I survived surgery after surgery. I survived my heart-stopping. I survived feeling as if I had a death sentence, and the odds were stacked against me. I survived toxic relationships, platonic and romantic. I survived situational depression and anxiety. I survived all the tough shit thrown my way. So, the last few weeks as I’ve cried about not being where I wanted to be in life. I’ve done the ONE thing I always preach not to do. I have been comparing myself to others. To their accomplishments in their twenties, and I’ve felt like a total loser. I’ve cried about it to family and friends. They all had the same thing to say, “Stop being so hard on yourself. You had a much different set of challenges in your twenties. They weren’t typical.” I know, I know I shouldn’t be so hard on myself, but sometimes it happens. I must be hard on myself to an extent, because if not, then I have no driving force to continue to better myself. I never want to be content. I always want to be the best version of myself.
On these days that I am harder on myself, which has been the whole month of June so far. I look for “signs” or words elsewhere to help me focus. Today I was feeling blah and decided to browse Instagram to distract myself. One of the accounts I follow for some daily inspiration and self-love popped up. And before we judge, everyone could use some daily self-love and inspiration.
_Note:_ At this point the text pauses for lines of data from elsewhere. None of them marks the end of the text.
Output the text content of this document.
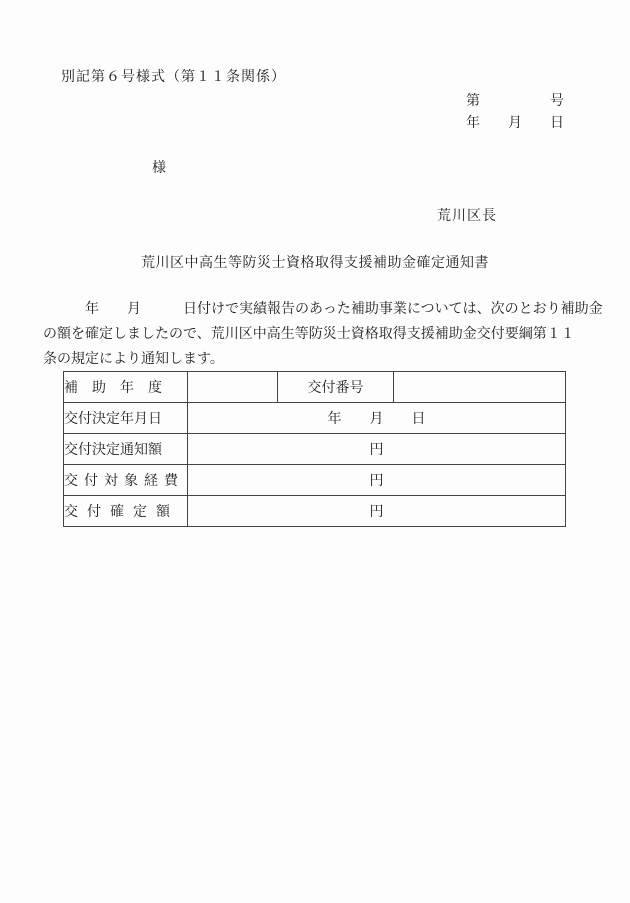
別記第６号様式（第１１条関係）
第　　　　　号
年　　月　　日
様
荒川区長
荒川区中高生等防災士資格取得支援補助金確定通知書
　　　年　　月　　　日付けで実績報告のあった補助事業については、次のとおり補助金
の額を確定しましたので、荒川区中高生等防災士資格取得支援補助金交付要綱第１１
条の規定により通知します。
補助年度		交付番号	
交付決定年月日	年　　月　　日		
交付決定通知額	円		
交付対象経費	円		
交付確定額	円		
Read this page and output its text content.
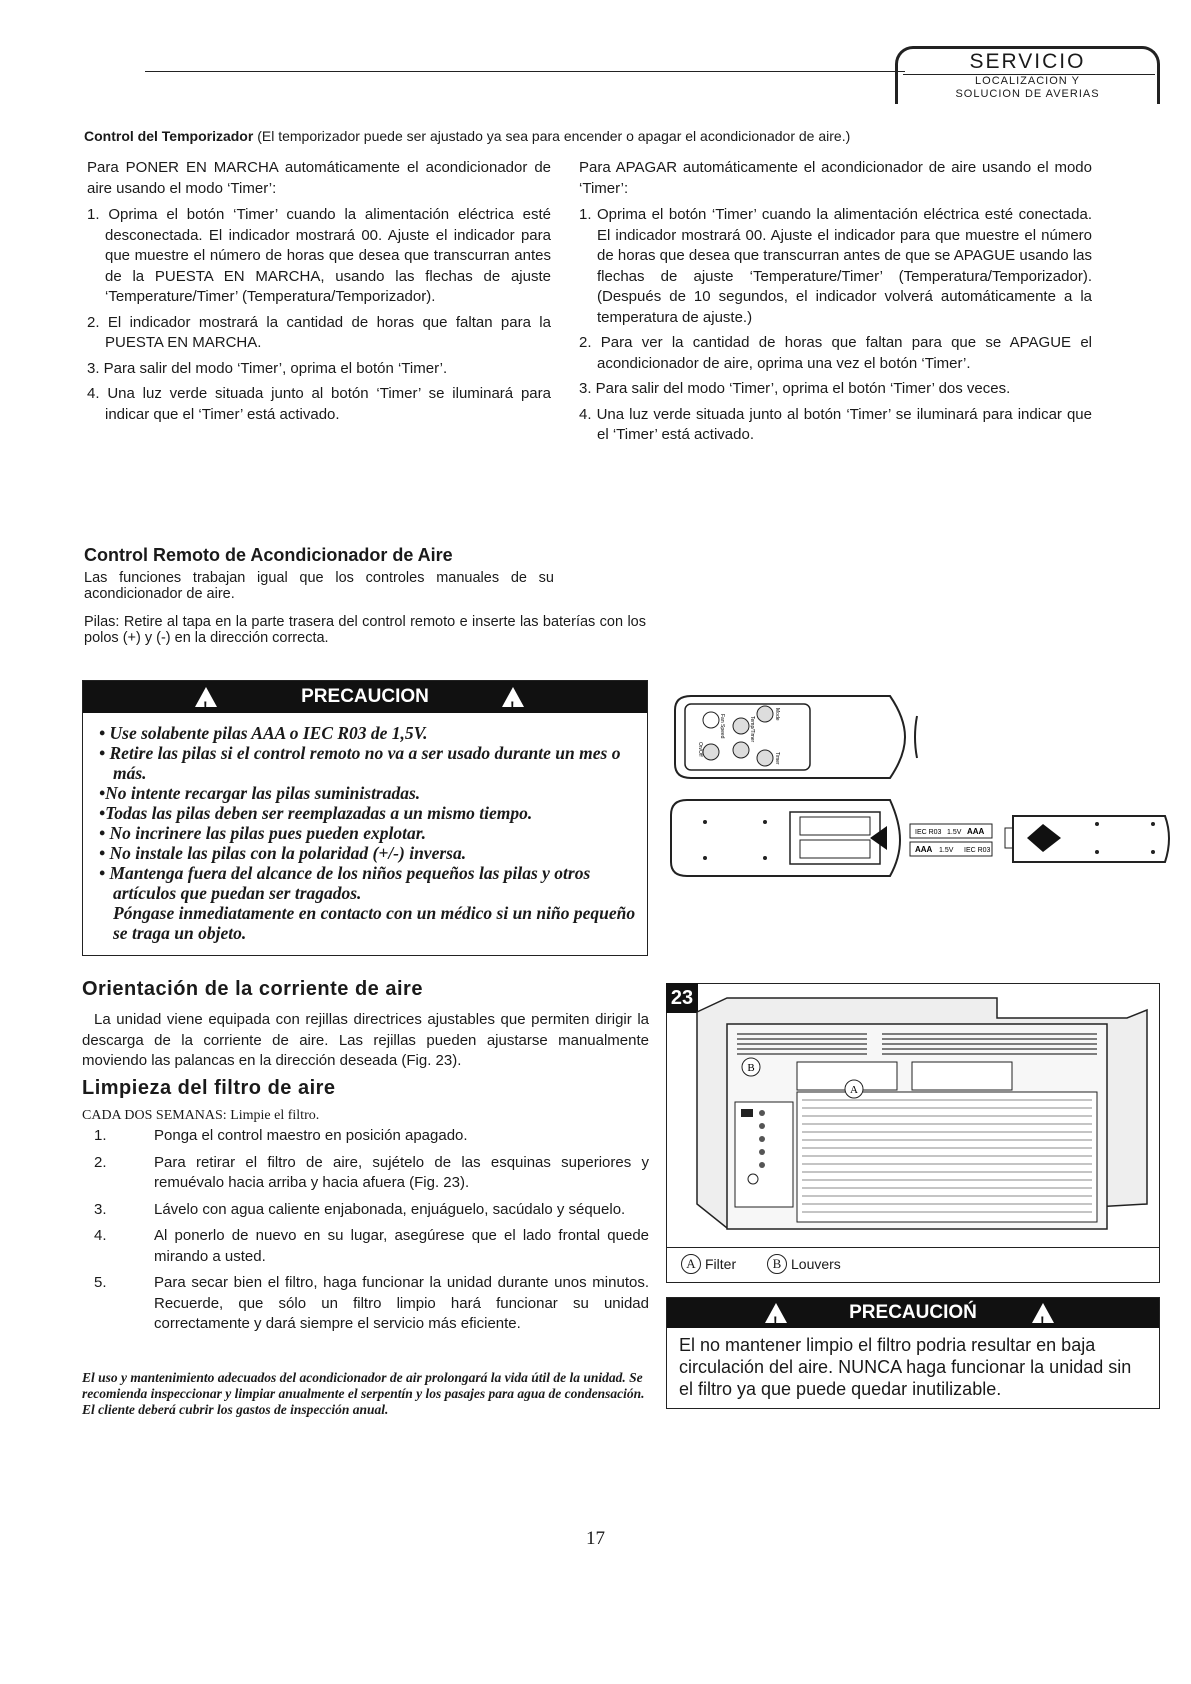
SERVICIO
LOCALIZACION Y
SOLUCION DE AVERIAS
Control del Temporizador (El temporizador puede ser ajustado ya sea para encender o apagar el acondicionador de aire.)

Para PONER EN MARCHA automáticamente el acondicionador de aire usando el modo ‘Timer’:

1. Oprima el botón ‘Timer’ cuando la alimentación eléctrica esté desconectada. El indicador mostrará 00. Ajuste el indicador para que muestre el número de horas que desea que transcurran antes de la PUESTA EN MARCHA, usando las flechas de ajuste ‘Temperature/Timer’ (Temperatura/Temporizador).
2. El indicador mostrará la cantidad de horas que faltan para la PUESTA EN MARCHA.
3. Para salir del modo ‘Timer’, oprima el botón ‘Timer’.
4. Una luz verde situada junto al botón ‘Timer’ se iluminará para indicar que el ‘Timer’ está activado.

Para APAGAR automáticamente el acondicionador de aire usando el modo ‘Timer’:

1. Oprima el botón ‘Timer’ cuando la alimentación eléctrica esté conectada. El indicador mostrará 00. Ajuste el indicador para que muestre el número de horas que desea que transcurran antes de que se APAGUE usando las flechas de ajuste ‘Temperature/Timer’ (Temperatura/Temporizador). (Después de 10 segundos, el indicador volverá automáticamente a la temperatura de ajuste.)
2. Para ver la cantidad de horas que faltan para que se APAGUE el acondicionador de aire, oprima una vez el botón ‘Timer’.
3. Para salir del modo ‘Timer’, oprima el botón ‘Timer’ dos veces.
4. Una luz verde situada junto al botón ‘Timer’ se iluminará para indicar que el ‘Timer’ está activado.
Control Remoto de Acondicionador de Aire
Las funciones trabajan igual que los controles manuales de su acondicionador de aire.
Pilas: Retire al tapa en la parte trasera del control remoto e inserte las baterías con los polos (+) y (-) en la dirección correcta.
!
PRECAUCION
!
• Use solabente pilas AAA o IEC R03 de 1,5V.
• Retire las pilas si el control remoto no va a ser usado durante un mes o más.
•No intente recargar las pilas suministradas.
•Todas las pilas deben ser reemplazadas a un mismo tiempo.
• No incrinere las pilas pues pueden explotar.
• No instale las pilas con la polaridad (+/-) inversa.
• Mantenga fuera del alcance de los niños pequeños las pilas y otros artículos que puedan ser tragados.
Póngase inmediatamente en contacto con un médico si un niño pequeño se traga un objeto.
Fan Speed	Temp/Timer
Mode
On/Off
Timer
IEC R03 1.5V AAA
AAA 1.5V IEC R03
Orientación de la corriente de aire
La unidad viene equipada con rejillas directrices ajustables que permiten dirigir la descarga de la corriente de aire. Las rejillas pueden ajustarse manualmente moviendo las palancas en la dirección deseada (Fig. 23).
Limpieza del filtro de aire
CADA DOS SEMANAS: Limpie el filtro.
1.	Ponga el control maestro en posición apagado.
2.	Para retirar el filtro de aire, sujételo de las esquinas superiores y remuévalo hacia arriba y hacia afuera (Fig. 23).
3.	Lávelo con agua caliente enjabonada, enjuáguelo, sacúdalo y séquelo.
4.	Al ponerlo de nuevo en su lugar, asegúrese que el lado frontal quede mirando a usted.
5.	Para secar bien el filtro, haga funcionar la unidad durante unos minutos. Recuerde, que sólo un filtro limpio hará funcionar su unidad correctamente y dará siempre el servicio más eficiente.
El uso y mantenimiento adecuados del acondicionador de air prolongará la vida útil de la unidad. Se recomienda inspeccionar y limpiar anualmente el serpentín y los pasajes para agua de condensación. El cliente deberá cubrir los gastos de inspección anual.
23
B
A
A Filter	B Louvers
!
PRECAUCIOŃ
!
El no mantener limpio el filtro podria resultar en baja circulación del aire. NUNCA haga funcionar la unidad sin el filtro ya que puede quedar inutilizable.
17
There it was, right in front of me. On my screen is what I have been told, what I know deep down, but for some reason, it all just CLICKED today. Upon reading this, I felt the need to get it all out. I haven’t been writing despite many people encouraging me and begging me to write. With the way this year has been going, it has been hard to find inspiration or the desire to write. Well, not just this year but all of 29. My 29th birthday was a fun night and filled with so much love. I was beyond happy, but weeks into it…it went to shit. It started like this…
Lots of smiles and sake. Then somewhere along the way my heart happened, yet again. 6 months in looked a lot like this…
Oxygen, stress test, lots of lab work, many EKGs, many medications, and my sanity later. I not only dealt with physical anguish and limitations but emotional and mental distress. I went through a lot this year, more than open heart surgery and my pacemaker surgery. I dealt with more unknown than ever before. I made difficult decisions for my future regarding my health, and I’ve come to terms with there being no real answers. Ticking time bomb echoes in my head EVERY DAY! All of this made me take the next step into becoming the person I am meant to be. I am more grounded and comfortable with myself than EVER before. While I do still clearly have self-doubt and feel under accomplished, it is helping push me into my thirties with a strong desire to accomplish more than you know. While I am proud of myself for all I continue to overcome, because I have been given more than many people could handle, I plan on becoming some I can really be proud of.
I keep thinking back about so much I would change. I’ve written a lot lately, but haven’t been able to push publish. I’ve been reflecting on how I got here and how I did my best, I probably could’ve done better at times, but I did what I had the capability to do. I am still most likely going to cry during my birthday weekend, but I am ready for 30. I am embracing this new decade. I am ready for more. I am ready to forgive myself for my failures and take on new challenges. I’m ready to push publish.
Mainly, I am just ready to get out of town for a few days.